There was even a shoulder-fired rocket launcher turned in. People were paid up to $250 per weapon, no questions asked.
The Commander of Special Operations for Trenton Police showed us an AR-15, the kind of weapon used in the Newtown school shooting.
"It'll go through vests or through doors, walls," said Lieutenant Lenny Aviles. "There's no vest that will stop this type of weapon, so we're glad that we have this one for our safety and everyone else's safety."
Using criminal forfeiture funds, the state is paying out $324,000 to buy back the weapons, 94% of which are operational. 700 of them are illegal guns.
"When you have 700 illegal weapons turned in, they'll no longer be able to hurt police officers, hurt children, no longer be able to create chaos in these communities," said New Jersey Attorney General, Jeffrey Chiesa.
Authorities are under no illusion that collecting all these weapons will stop the gun violence in Trenton.
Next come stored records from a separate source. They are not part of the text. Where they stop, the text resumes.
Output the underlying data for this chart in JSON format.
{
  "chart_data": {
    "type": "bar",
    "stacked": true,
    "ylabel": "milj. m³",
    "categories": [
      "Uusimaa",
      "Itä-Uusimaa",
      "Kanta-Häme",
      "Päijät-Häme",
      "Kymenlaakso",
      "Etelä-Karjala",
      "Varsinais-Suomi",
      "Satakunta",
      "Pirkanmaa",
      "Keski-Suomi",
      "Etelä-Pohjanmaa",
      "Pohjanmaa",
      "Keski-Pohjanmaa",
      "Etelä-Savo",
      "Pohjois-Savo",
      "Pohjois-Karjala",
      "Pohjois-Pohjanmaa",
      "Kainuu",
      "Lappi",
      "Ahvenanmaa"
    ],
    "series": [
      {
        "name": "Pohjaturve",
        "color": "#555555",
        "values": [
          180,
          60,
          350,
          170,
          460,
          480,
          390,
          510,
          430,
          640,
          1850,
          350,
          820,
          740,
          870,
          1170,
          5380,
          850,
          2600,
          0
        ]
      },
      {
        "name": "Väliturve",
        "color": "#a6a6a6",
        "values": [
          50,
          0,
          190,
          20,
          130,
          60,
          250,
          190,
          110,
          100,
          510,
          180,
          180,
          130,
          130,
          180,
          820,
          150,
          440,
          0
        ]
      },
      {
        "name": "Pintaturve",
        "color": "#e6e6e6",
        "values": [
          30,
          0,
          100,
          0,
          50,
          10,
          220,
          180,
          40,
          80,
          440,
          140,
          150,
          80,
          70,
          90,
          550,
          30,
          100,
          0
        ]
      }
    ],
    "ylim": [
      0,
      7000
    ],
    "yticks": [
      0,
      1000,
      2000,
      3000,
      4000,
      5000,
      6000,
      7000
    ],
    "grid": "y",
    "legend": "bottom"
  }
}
But it will keep all of THESE weapons from being used in a crime, and that's worth something.
"Guns will no longer be used to injure or kill someone in our community and that's a good thing," said Rev. Stanley Justice of Greater Mount Zion AME Church.
Along Stuyvesant Ave., one of Trenton's most crime-ridden areas, not everyone is impressed.
"There's still going to be a lot of guns," said Bam Gotti. "What they got is not half, it's not 25% of what's out here on the street."
The buyback was such a success they ran out of money, and vouchers had to be issued. They can be redeemed on Friday.
The weapons will be checked to see if they're lost or stolen and then destroyed, which is okay with one resident who is tired of the violence.
"They just grab a gun and start shooting each other up," said Dennis Day. "And I think yeah, they need to have more programs like that. Get all the guns off the street."